La suite ouvre un champ des possibles. Devin Haney (champion WBC), Subriel Matias (champion IBF), Ryan Garcia, les gros noms/gros défis ne manquent pas pour Lopez dans sa catégorie. Mais le garçon préfère lorgner au-dessus ou en-dessous pour deux stars. "Après Ortiz, j’aimerais affronter Gervonta Davis cet été ou cet automne puis Terence Crawford en hiver. C’est le but. On ne sait pas ce qui va se passer mais tout est possible dans la boxe." Lopez avoue vouloir "faire grandir (s)on image". Un développement qui passe notamment par Takeover Promotions, sa société, qui aura des stands pour vendre de la marchandise dans la Michelob Ultra Arena (Mandala Bay) pour le combat contre Ortiz.
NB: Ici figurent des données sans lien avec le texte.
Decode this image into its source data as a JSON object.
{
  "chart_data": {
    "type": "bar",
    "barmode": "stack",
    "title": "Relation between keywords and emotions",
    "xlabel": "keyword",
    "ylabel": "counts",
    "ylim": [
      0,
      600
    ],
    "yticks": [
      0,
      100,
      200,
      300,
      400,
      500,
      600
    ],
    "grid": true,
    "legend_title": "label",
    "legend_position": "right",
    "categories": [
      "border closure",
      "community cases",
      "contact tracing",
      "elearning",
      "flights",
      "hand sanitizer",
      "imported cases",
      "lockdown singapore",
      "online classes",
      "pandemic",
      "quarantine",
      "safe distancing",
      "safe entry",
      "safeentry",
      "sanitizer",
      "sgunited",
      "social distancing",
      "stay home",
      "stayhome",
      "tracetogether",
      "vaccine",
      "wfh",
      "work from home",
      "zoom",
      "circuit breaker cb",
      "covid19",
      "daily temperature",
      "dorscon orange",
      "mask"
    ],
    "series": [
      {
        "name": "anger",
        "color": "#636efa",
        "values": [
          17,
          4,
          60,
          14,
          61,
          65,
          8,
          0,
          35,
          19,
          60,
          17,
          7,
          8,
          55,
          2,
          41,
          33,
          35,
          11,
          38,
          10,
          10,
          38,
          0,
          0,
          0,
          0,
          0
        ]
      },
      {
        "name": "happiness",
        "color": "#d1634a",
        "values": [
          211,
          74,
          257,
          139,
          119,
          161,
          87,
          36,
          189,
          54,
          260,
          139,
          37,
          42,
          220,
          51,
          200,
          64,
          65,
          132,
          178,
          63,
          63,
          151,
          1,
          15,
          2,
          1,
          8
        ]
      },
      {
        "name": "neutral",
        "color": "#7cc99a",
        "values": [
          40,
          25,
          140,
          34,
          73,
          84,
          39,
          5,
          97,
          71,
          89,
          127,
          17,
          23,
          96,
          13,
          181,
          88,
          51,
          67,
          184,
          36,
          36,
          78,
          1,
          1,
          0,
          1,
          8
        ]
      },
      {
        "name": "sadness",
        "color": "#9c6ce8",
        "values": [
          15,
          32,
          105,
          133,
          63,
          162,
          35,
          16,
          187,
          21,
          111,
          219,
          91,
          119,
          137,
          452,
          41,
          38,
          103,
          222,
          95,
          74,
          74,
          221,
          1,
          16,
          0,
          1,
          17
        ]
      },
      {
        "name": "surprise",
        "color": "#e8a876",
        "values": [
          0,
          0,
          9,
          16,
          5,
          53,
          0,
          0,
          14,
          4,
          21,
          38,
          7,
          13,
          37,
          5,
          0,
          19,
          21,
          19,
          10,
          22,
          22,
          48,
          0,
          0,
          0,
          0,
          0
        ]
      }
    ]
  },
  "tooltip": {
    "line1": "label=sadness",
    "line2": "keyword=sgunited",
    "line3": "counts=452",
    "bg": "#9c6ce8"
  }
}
Et qui vise beaucoup plus gros à l’avenir. "Je veux faire ce que Oscar De La Hoya et Floyd Mayweather ont fait", lance-t-il en référence aux deux superstars chacune devenues leur propre promoteur.
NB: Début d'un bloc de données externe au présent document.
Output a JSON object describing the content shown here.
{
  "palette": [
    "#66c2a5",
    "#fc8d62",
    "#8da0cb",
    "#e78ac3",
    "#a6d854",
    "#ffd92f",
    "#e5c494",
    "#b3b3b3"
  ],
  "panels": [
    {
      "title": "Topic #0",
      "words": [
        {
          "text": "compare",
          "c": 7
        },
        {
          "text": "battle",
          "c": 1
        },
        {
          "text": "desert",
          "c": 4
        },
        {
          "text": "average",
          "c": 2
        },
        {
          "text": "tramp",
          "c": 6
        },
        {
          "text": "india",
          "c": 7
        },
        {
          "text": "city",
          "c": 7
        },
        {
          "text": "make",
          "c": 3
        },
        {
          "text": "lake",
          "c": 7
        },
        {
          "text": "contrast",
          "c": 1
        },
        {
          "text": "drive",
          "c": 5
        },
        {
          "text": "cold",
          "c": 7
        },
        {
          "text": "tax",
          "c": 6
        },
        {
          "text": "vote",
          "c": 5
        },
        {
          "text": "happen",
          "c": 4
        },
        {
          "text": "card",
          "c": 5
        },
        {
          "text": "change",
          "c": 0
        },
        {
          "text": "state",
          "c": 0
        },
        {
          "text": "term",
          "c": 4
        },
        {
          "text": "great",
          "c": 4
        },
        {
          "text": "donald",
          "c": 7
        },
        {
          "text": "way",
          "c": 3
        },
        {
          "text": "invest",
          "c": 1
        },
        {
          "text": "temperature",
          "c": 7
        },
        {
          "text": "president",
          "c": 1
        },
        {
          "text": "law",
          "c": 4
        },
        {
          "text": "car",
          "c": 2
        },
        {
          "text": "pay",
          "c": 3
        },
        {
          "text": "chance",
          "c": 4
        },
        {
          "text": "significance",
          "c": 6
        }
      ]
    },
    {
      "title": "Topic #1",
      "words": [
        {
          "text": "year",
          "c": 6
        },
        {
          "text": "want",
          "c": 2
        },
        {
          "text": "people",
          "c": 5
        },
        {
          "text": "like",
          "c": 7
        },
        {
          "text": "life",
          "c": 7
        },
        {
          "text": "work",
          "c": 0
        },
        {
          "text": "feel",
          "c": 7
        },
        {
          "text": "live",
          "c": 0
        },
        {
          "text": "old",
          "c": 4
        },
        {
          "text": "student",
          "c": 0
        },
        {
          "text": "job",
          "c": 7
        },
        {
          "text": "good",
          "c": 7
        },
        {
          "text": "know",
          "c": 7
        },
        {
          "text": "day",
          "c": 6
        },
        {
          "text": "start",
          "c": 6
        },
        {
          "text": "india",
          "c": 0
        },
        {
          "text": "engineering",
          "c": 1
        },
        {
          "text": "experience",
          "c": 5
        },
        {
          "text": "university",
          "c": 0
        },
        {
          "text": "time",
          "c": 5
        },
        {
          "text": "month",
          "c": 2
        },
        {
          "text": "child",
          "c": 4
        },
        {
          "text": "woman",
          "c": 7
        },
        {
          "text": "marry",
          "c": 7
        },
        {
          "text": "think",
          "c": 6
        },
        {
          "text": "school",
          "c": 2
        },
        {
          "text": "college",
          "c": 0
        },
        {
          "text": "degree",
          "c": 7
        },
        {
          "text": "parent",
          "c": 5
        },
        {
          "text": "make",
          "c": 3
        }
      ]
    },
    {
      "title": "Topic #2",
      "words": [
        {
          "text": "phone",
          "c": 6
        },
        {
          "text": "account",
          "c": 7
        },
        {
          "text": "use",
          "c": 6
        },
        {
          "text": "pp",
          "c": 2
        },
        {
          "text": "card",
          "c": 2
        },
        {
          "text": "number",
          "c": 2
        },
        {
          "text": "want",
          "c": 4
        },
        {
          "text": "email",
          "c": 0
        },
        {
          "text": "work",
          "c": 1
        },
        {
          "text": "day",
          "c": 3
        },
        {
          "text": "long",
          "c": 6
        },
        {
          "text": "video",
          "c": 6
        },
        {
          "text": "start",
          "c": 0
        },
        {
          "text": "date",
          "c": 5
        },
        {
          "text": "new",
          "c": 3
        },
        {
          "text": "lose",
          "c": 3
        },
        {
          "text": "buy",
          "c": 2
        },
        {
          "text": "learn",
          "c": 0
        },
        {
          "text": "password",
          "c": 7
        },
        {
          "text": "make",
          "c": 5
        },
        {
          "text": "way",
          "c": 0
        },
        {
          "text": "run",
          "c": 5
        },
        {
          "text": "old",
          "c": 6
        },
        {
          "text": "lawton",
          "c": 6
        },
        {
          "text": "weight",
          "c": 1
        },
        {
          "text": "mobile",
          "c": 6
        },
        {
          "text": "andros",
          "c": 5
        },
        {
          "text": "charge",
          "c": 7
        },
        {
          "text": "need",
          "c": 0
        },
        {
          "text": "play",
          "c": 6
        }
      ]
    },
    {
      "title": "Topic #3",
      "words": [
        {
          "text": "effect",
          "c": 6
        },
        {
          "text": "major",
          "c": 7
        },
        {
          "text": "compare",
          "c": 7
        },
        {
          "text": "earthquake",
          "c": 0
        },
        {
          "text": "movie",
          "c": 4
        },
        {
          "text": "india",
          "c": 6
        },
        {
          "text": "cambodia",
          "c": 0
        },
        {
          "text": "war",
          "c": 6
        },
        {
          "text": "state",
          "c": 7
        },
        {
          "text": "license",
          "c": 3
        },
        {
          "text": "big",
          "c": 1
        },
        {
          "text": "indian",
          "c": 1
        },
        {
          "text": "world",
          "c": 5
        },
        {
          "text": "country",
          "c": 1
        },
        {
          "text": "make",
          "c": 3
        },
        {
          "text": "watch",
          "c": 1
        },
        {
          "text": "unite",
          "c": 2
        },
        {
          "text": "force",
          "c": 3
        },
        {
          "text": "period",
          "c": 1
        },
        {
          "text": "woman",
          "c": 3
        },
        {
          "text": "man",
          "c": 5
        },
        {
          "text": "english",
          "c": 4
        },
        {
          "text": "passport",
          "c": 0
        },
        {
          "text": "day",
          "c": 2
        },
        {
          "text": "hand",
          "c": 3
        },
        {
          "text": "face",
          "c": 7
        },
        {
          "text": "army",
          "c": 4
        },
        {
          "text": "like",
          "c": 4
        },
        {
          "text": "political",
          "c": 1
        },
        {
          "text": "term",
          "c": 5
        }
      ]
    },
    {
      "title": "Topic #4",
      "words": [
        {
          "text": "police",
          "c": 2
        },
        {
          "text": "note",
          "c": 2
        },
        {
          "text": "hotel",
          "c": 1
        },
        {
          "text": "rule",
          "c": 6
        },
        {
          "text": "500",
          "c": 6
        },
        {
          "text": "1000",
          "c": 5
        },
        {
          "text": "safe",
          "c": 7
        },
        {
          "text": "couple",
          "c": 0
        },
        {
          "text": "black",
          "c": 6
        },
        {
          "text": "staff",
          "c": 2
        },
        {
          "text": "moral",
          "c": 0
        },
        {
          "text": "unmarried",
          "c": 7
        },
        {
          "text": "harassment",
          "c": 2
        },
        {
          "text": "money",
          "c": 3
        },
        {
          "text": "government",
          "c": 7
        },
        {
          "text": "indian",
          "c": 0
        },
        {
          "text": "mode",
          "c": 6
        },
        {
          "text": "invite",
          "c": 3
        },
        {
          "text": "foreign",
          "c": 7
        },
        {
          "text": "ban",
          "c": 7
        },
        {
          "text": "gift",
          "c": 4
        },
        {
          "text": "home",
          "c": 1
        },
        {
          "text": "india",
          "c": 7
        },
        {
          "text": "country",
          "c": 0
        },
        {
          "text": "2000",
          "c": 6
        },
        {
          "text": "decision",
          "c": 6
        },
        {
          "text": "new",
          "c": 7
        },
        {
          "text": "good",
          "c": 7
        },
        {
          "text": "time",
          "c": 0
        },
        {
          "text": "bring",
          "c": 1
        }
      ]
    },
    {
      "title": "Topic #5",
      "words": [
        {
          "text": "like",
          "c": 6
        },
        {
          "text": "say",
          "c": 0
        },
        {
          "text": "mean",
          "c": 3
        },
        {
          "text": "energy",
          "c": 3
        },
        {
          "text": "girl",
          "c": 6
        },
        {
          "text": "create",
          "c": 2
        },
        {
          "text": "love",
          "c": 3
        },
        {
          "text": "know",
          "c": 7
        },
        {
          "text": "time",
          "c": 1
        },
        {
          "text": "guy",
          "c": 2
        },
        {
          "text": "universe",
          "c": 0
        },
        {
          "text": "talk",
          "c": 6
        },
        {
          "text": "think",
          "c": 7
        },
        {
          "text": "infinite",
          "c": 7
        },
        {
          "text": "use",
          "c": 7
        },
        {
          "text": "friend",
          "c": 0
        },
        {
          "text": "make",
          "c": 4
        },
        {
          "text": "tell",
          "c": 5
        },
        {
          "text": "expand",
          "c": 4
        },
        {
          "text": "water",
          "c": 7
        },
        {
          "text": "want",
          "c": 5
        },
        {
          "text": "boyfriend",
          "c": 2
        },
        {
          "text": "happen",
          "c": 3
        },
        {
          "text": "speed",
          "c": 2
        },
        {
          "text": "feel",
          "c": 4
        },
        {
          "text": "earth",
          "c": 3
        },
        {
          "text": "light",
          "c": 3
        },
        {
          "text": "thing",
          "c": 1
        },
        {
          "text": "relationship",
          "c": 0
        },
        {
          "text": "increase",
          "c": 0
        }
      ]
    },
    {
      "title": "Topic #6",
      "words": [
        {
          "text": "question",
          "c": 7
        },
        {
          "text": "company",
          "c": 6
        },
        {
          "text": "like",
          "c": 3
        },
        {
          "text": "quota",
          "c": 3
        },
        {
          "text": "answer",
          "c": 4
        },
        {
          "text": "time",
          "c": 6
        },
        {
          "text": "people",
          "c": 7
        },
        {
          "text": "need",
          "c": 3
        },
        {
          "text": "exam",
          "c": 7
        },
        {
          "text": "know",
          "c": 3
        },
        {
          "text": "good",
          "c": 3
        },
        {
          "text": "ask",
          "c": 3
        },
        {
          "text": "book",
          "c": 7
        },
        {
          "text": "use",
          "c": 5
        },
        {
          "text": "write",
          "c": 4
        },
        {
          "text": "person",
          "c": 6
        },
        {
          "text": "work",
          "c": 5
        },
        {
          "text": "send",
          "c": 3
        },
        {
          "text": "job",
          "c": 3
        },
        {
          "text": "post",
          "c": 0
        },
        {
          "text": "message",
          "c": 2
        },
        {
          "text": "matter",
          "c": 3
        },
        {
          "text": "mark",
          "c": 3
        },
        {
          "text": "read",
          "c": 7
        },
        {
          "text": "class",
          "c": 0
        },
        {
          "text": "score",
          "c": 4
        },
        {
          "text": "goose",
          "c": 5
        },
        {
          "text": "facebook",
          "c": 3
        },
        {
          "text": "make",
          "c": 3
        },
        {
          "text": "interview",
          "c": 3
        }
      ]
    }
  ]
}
Mais avant de penser à tout ça, il faudra passer l’étape Jamaine Ortiz, abordée avec la confiance de sa victoire (aux points) sur lui dans les rangs amateurs en finale du tournoi national Golden Gloves en mai 2015. "C’était un combat compétitif", se souvient le challenger. Qui n’a rien à perdre dans la quête de son premier titre mondial et d’une revanche sur le passé. "Je vais venir avec mon cœur et mon âme, annonce celui qui a poussé Lomachenko à la décision en octobre 2022. Je suis prêt à risquer ma vie dans ce ring. Il m’a déjà battu et j’ai toujours ça en tête. Je vais venger cette défaite. Je vais montrer au monde que je suis le meilleur. Teofimo est un bon combattant mais il a deux mains comme tout le monde. Je m’attends à la meilleure version de lui mais je vais le battre. Je suis destiné à marquer l’histoire et je ne peux pas laisser passer cette grosse opportunité. Regardez tous ce combat, il va y avoir des feux d’artifice et ça va être la surprise de l’année."